If anyone ever says, “TANSTAAFL” to you, and you wonder where it comes from, it’s from Moon. It’s an abbreviation for “There ain’t no such thing as a free lunch”. There wasn’t for Mike, and it’s still true.

Double deja vu

In the middle of the first chapter of Omnitopia Dawn by Diane Duane, I kept thinking “I’ve played this book”.  Not “I’ve read this book”, but “I’ve played this book”, as in there’s a game just like this.  And there is.  The beginning of the book is from the perspective of a player in an extremely immersive massively multiplayer online world that is so detailed that at first the reader doesn’t realize that the perspective is inside a game.  Then, he steps back into “real” life, and you realize he was playing his character, and this book is about the game.
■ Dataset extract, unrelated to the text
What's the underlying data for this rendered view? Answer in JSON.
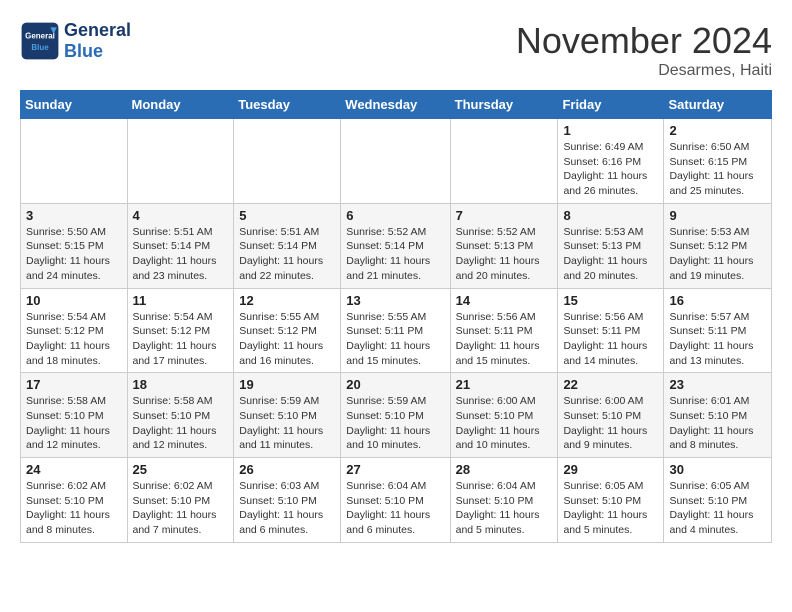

Several years ago, I played a series of video games that mimicked both a massively multiplayer online world and the player’s online chat experience during the game as it invaded reality.  I really thought I was reading dot Hack, which was the game in question.  It would have made a pretty good novel.  But Omnitopia only started out the same as the game.
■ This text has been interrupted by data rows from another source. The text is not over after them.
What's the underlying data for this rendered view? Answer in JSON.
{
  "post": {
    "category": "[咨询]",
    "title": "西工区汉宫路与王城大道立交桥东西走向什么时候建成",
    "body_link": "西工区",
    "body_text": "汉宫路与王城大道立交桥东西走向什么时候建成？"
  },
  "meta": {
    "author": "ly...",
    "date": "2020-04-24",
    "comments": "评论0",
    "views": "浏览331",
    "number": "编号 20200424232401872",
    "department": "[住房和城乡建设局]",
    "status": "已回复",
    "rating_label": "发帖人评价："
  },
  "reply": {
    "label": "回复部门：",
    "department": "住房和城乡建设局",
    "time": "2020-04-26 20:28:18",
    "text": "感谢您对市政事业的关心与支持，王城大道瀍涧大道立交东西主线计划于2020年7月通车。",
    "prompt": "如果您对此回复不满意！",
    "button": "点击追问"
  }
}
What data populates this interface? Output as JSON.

Omnitopia Dawn, dot Hack, and also, surprisingly, Fantasy in Death by J.D. Robb, all have an element in common, that of using video gaming worlds to affect the so-called “real” world.  But J.D. Robb uses the next step in virtual reality as a murder weapon.  In dot Hack, the theme is mind control.  But Omnitopia Dawn is much more deeply layered.  The company behind the game is intended as a jab at high tech companies with their own internal geek culture, like Apple, Google, and even Microsoft back in the day.

But in Omnitopia Dawn, the real world is going to be affected in real ways, not virtual ones.  Real competitors of the corporation behind Omnitopia plan to use the launch of the next upgrade to launch a very real attack on Omnitopia’s servers using very real viruses, denial of service attacks and other tools that read like natural progressions from today’s headlines.  And the intent behind these attacks is to steal very real money from the company, and if possible to drive Omnitopia out of business, so that its competitors win.

Under the fantasy layer, and the business layer, there is a science fiction layer.  Omnitopia’s server network is vast and its founder has programmed it with its own individual persona and artificial intelligence.  The new upgrade to the system has caused something unexpected to happen to that artificial intelligence.  It has, like so many systems before it, become self-aware.  And in the attack launched by Omnitopia’s enemies, it starts to defend itself.

The first self-aware machine I remember reading about was Mike in Heinlein’s The Moon is a Harsh Mistress.  Not all of Heinlein’s adult works wear well because some of his attitudes about women (among other things) were very definitely of his time and not ours.  But I still remember the character of Mike very fondly.  Mike named himself for Mycroft Holmes.  But Mike was the computer that ran all the systems on the moon, and eventually accreted enough memory, inputs, data, whatever to become sentient.  Two things about Mike stuck with me.  His friend, Manny, teaching him about humor and jokes, the difference between funny once and funny always, and that Mike doesn’t live to see the revolution he brings about.

There was a long moment at the end of Omnitopia Dawn where I was afraid I was reading about Mike again.